9.ª) até porque estamos certos de que este Venerando Tribunal chegará à conclusão de que existe uma flagrante desconformidade da prova efectivamente produzida nos autos e a resposta dada aos quesitos 1.º a 2.º e 4.º a 11.º; o que depois levou a darem-se como improcedentes os pedidos deduzidos na petição;

10.ª) O Autor é titular do Direito de Propriedade, dono e legítimo possuidor, do prédio rústico sito à ..., freguesia de ..., concelho de ..., composto de terra de centeio, a confrontar de Norte – e não de Sul – com AN..., do nascente com Estrada EN ..., do sul e poente com P..., inscrito na matriz rústica sob o artigo ... com a área mencionada na matriz de 13 000 m2, descrito na CRP de ..., sob o n.º 00 .../ ...96; prédio este do qual faz parte a parcela triangular em litígio, assinalada a vermelho na planta de fls. 41 destes autos, todo ele, a confrontar de nascente com a estrada EN ...; e os RR devem ser condenados pelos actos praticados contra o Direito de Propriedade do Autor sobre esta parcela em litígio, nos precisos termos em que esses actos de violação, ficaram provados na decisão decorrida de 5 a 11 dos Factos Provados, respondendo por eles nos termos peticionados pelo Autor na petição.

Termina pedindo que a decisão recorrida seja revogada, procedendo a acção com a condenação dos réus nos pedidos.

Os réus contra-alegaram, mas as contra-alegações foram mandadas desentranhar por não ter sido paga a taxa de justiça e a multa a que se refere o artigo 685.º-D do Código de Processo Civil.

Face às conclusões com que findam as alegação de recurso, as questões a decidir consistem em saber se:

a) há erro no julgamento da matéria de facto que figura nos quesitos 1.º, 2.º, 4.º e 11.º;

b) realizando-se a alteração da matéria de facto nos termos pretendidos pelo autor, procede algum dos pedidos julgados improcedentes.


II

1.º


Dispõe o artigo 685.º-B n.º 1 a) que quando se impugne a decisão proferida sobre a matéria de facto, deve o recorrente obrigatoriamente especificar, sob pena de rejeição, os concretos pontos de facto que considera incorrectamente julgados.

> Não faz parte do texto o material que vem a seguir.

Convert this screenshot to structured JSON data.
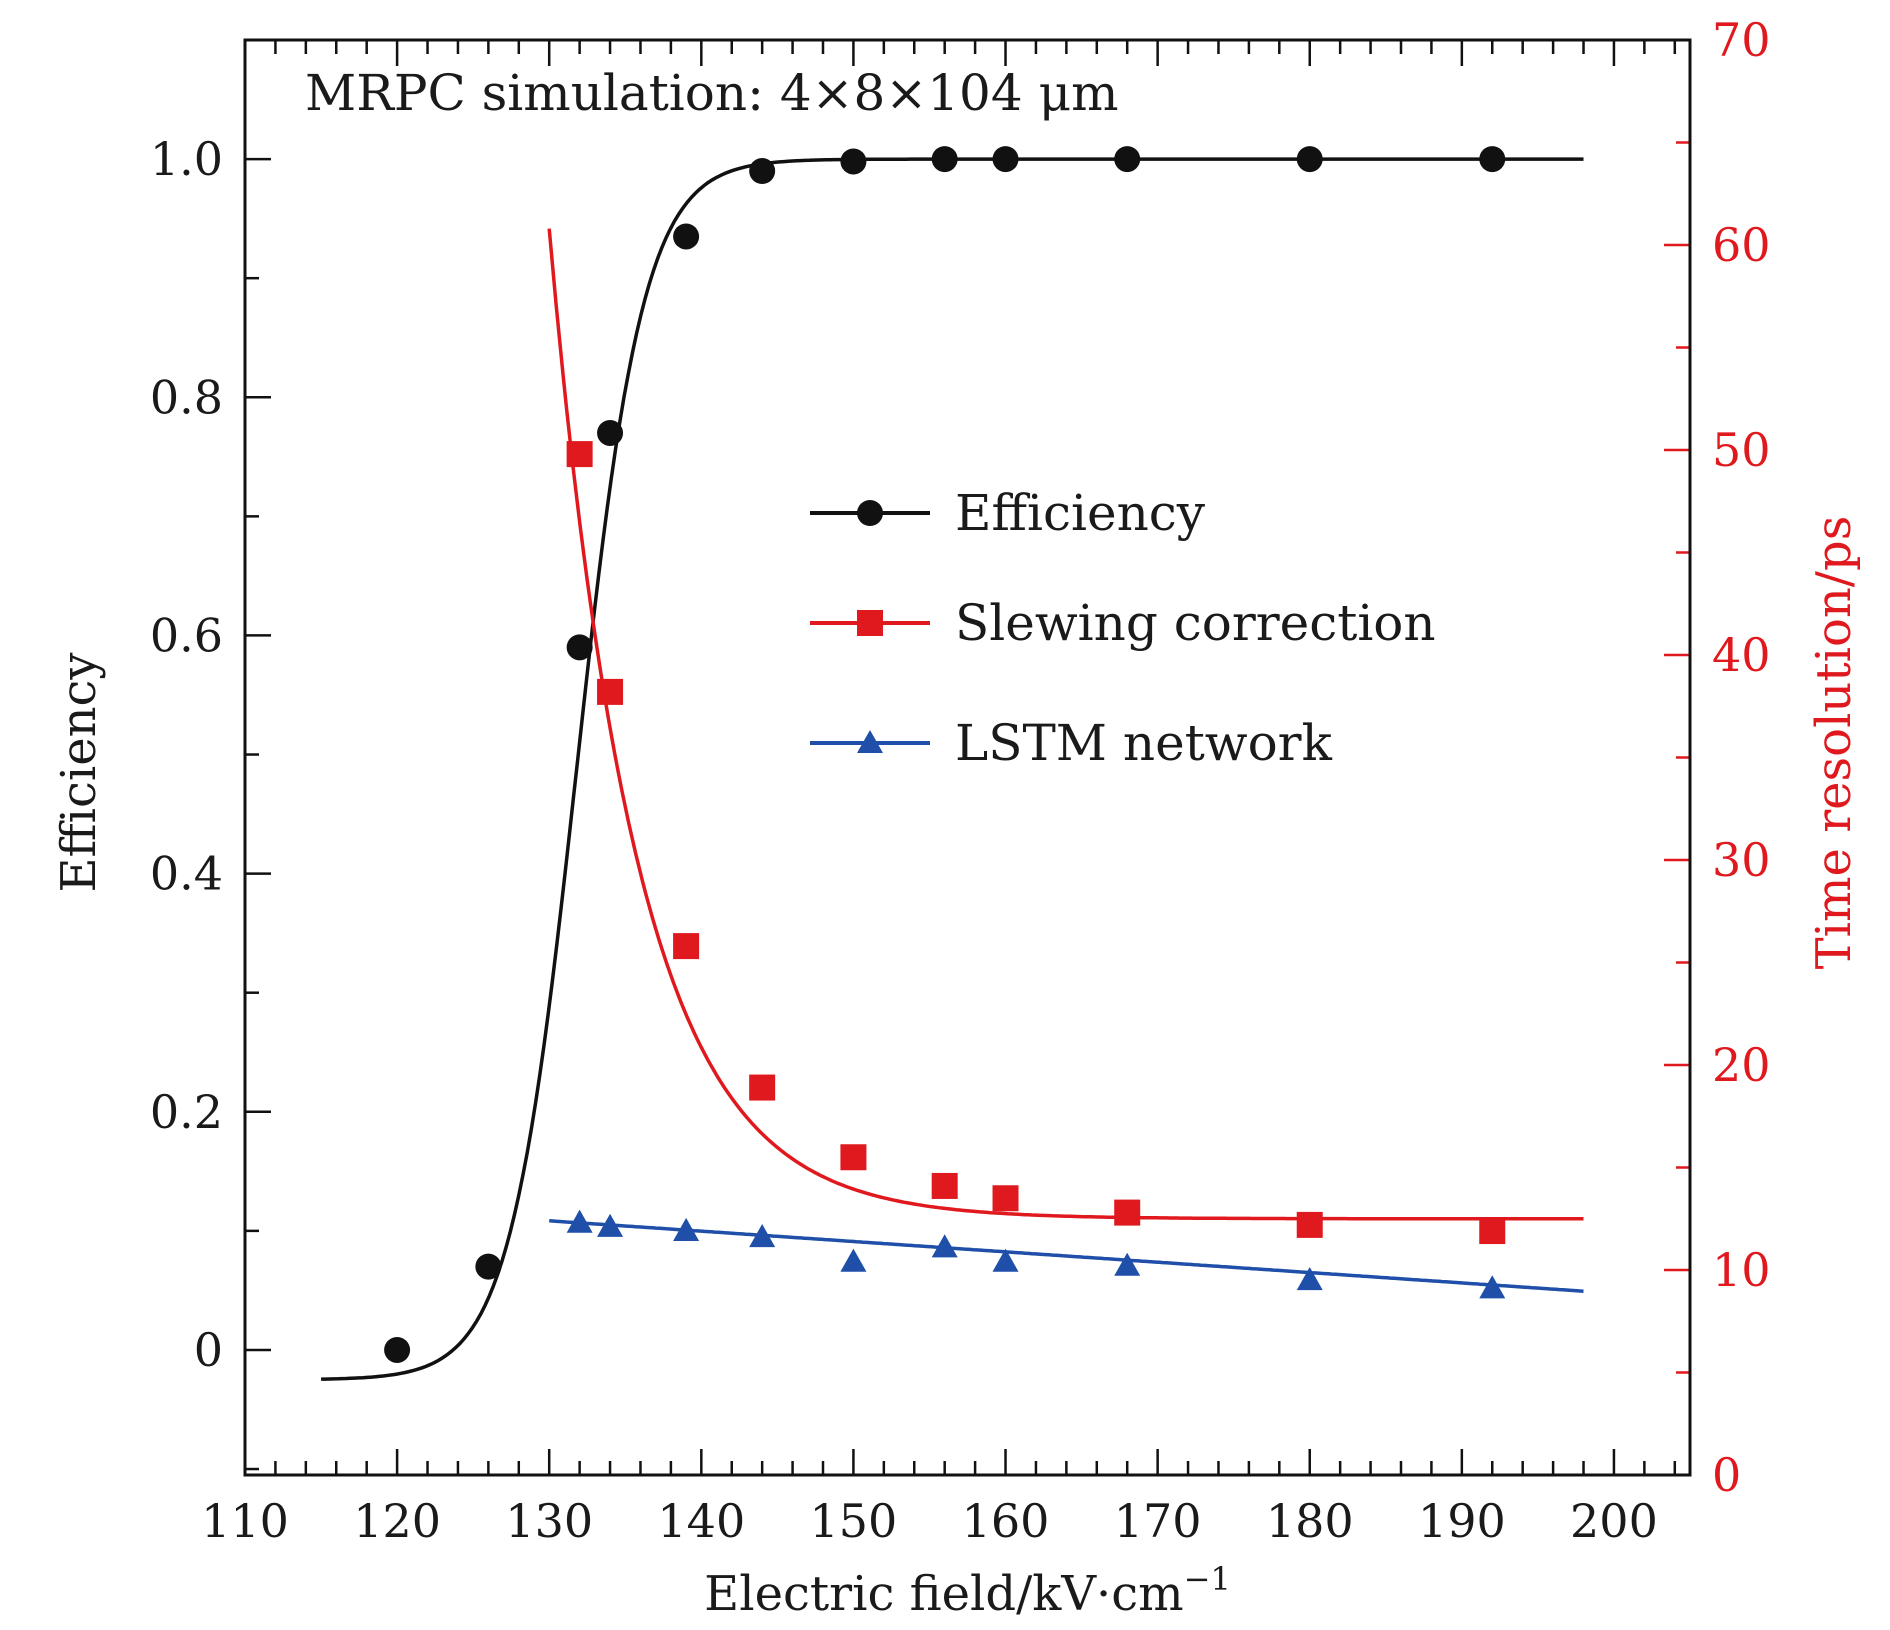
{
  "chart_data": {
    "type": "line",
    "annotation": "MRPC simulation: 4×8×104 μm",
    "xlabel": "Electric field/kV·cm",
    "xlabel_sup": "−1",
    "ylabel_left": "Efficiency",
    "ylabel_right": "Time resolution/ps",
    "xlim": [
      110,
      205
    ],
    "ylim_left": [
      -0.105,
      1.1
    ],
    "ylim_right": [
      0,
      70
    ],
    "x_ticks": [
      "110",
      "120",
      "130",
      "140",
      "150",
      "160",
      "170",
      "180",
      "190",
      "200"
    ],
    "y_left_ticks": [
      "0",
      "0.2",
      "0.4",
      "0.6",
      "0.8",
      "1.0"
    ],
    "y_right_ticks": [
      "0",
      "10",
      "20",
      "30",
      "40",
      "50",
      "60",
      "70"
    ],
    "legend_position": "center-right",
    "colors": {
      "efficiency": "#111111",
      "slewing": "#e0191e",
      "lstm": "#1f4fa8",
      "right_axis": "#e0191e"
    },
    "series": [
      {
        "name": "Efficiency",
        "axis": "left",
        "marker": "circle",
        "x": [
          120,
          126,
          132,
          134,
          139,
          144,
          150,
          156,
          160,
          168,
          180,
          192
        ],
        "y": [
          0.0,
          0.07,
          0.59,
          0.77,
          0.935,
          0.99,
          0.998,
          1.0,
          1.0,
          1.0,
          1.0,
          1.0
        ]
      },
      {
        "name": "Slewing correction",
        "axis": "right",
        "marker": "square",
        "x": [
          132,
          134,
          139,
          144,
          150,
          156,
          160,
          168,
          180,
          192
        ],
        "y": [
          49.8,
          38.2,
          25.8,
          18.9,
          15.5,
          14.1,
          13.5,
          12.8,
          12.2,
          11.9
        ]
      },
      {
        "name": "LSTM network",
        "axis": "right",
        "marker": "triangle",
        "x": [
          132,
          134,
          139,
          144,
          150,
          156,
          160,
          168,
          180,
          192
        ],
        "y": [
          12.3,
          12.1,
          11.9,
          11.6,
          10.4,
          11.1,
          10.4,
          10.2,
          9.5,
          9.1
        ]
      }
    ]
  }
}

Cumprindo tal ónus, o autor, nas suas conclusões, refere-se (somente) aos quesitos 1., 2.º, 4.º e 11.º[1], dizendo, nomeadamente que, existe uma flagrante desconformidade da prova efectivamente produzida nos autos e a resposta dada aos quesitos 1.º a 2.º e 4.º a 11.º; o que depois levou a darem-se como improcedentes os pedidos deduzidos na petição[2].

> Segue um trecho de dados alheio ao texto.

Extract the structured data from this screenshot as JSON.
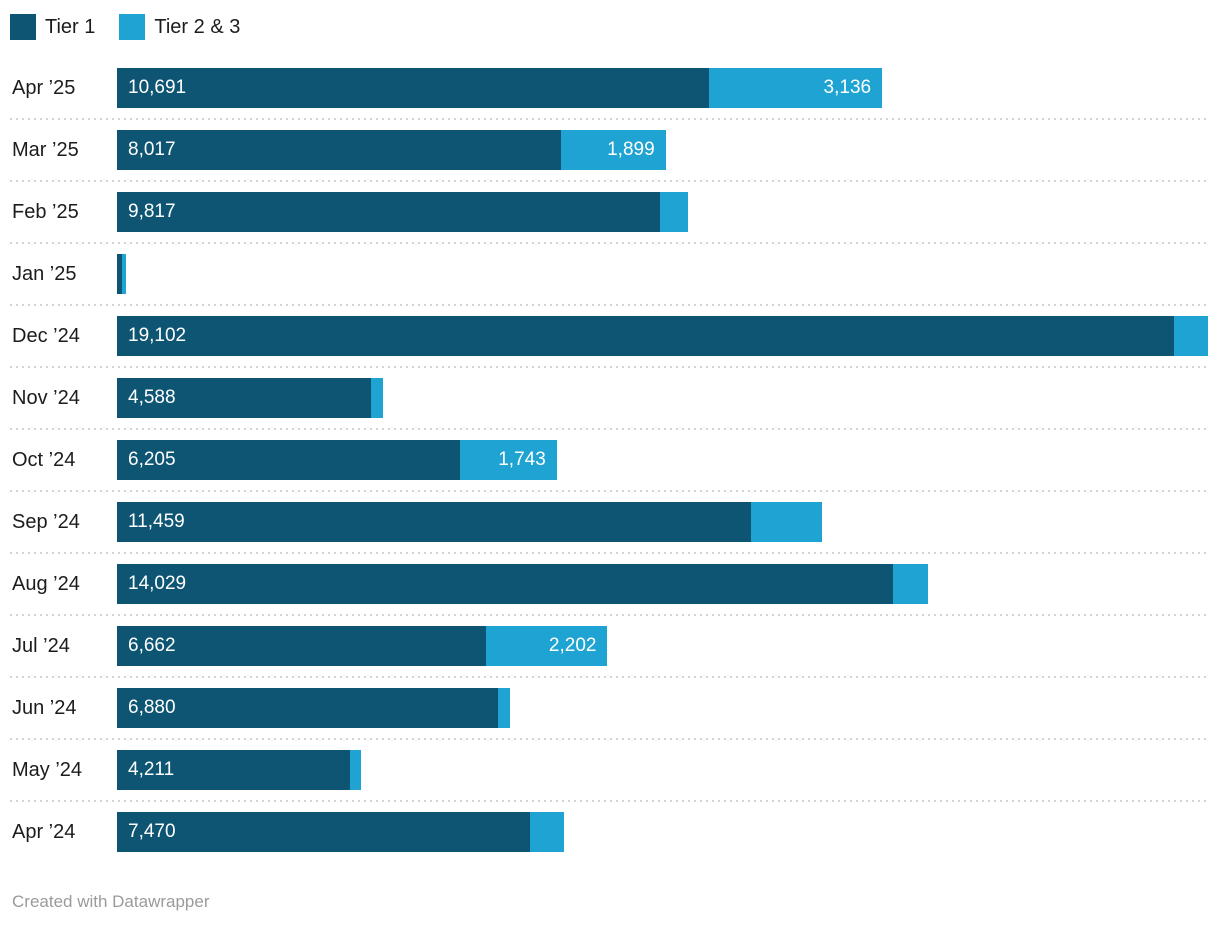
{
  "legend": {
    "items": [
      {
        "label": "Tier 1",
        "color": "#0d5573"
      },
      {
        "label": "Tier 2 & 3",
        "color": "#1fa3d3"
      }
    ]
  },
  "chart_data": {
    "type": "bar",
    "orientation": "horizontal",
    "stacked": true,
    "grid": "off",
    "legend_position": "top",
    "xmax": 19717,
    "categories": [
      "Apr ’25",
      "Mar ’25",
      "Feb ’25",
      "Jan ’25",
      "Dec ’24",
      "Nov ’24",
      "Oct ’24",
      "Sep ’24",
      "Aug ’24",
      "Jul ’24",
      "Jun ’24",
      "May ’24",
      "Apr ’24"
    ],
    "series": [
      {
        "name": "Tier 1",
        "color": "#0d5573",
        "values": [
          10691,
          8017,
          9817,
          95,
          19102,
          4588,
          6205,
          11459,
          14029,
          6662,
          6880,
          4211,
          7470
        ],
        "labels": [
          "10,691",
          "8,017",
          "9,817",
          "",
          "19,102",
          "4,588",
          "6,205",
          "11,459",
          "14,029",
          "6,662",
          "6,880",
          "4,211",
          "7,470"
        ]
      },
      {
        "name": "Tier 2 & 3",
        "color": "#1fa3d3",
        "values": [
          3136,
          1899,
          505,
          65,
          615,
          215,
          1743,
          1285,
          630,
          2202,
          230,
          190,
          615
        ],
        "labels": [
          "3,136",
          "1,899",
          "",
          "",
          "",
          "",
          "1,743",
          "",
          "",
          "2,202",
          "",
          "",
          ""
        ]
      }
    ]
  },
  "footer": {
    "credit": "Created with Datawrapper"
  }
}
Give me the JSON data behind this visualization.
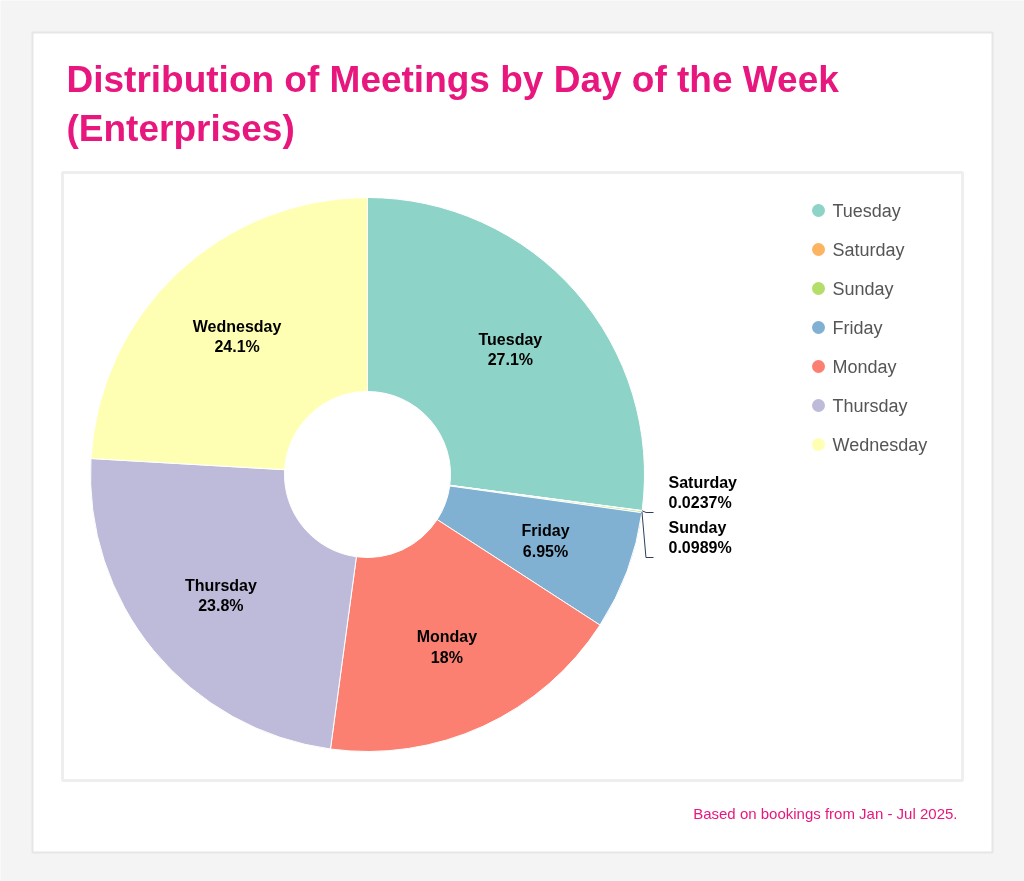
{
  "chart_data": {
    "type": "donut",
    "title": "Distribution of Meetings by Day of the Week (Enterprises)",
    "categories": [
      "Tuesday",
      "Saturday",
      "Sunday",
      "Friday",
      "Monday",
      "Thursday",
      "Wednesday"
    ],
    "values": [
      27.1,
      0.0237,
      0.0989,
      6.95,
      18,
      23.8,
      24.1
    ],
    "value_labels": [
      "27.1%",
      "0.0237%",
      "0.0989%",
      "6.95%",
      "18%",
      "23.8%",
      "24.1%"
    ],
    "colors": [
      "#8dd3c7",
      "#fdb462",
      "#b3de69",
      "#80b1d3",
      "#fb8072",
      "#bebada",
      "#ffffb3"
    ],
    "legend": "top right",
    "annotations": [
      "Based on bookings from Jan - Jul 2025."
    ]
  }
}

Assim, a reapreciação da prova está limitada à matéria desses quatro quesitos.

Os quesitos 1.º, 2.º, 4.º e 11.º têm o seguinte teor:

1) O prédio referido em A) sempre confrontou do norte com AN... e, actualmente, com os seus sucessores?

2) E a nascente com a berma da estrada que liga à Estação de ...?

4) Há mais de 50 anos que, por si e antepossuidores, o autor tira todas as utilidades do prédio referido em A) com os limites constantes do documento de fls. 40?

11) E de não lesar os direitos de quem quer que fosse?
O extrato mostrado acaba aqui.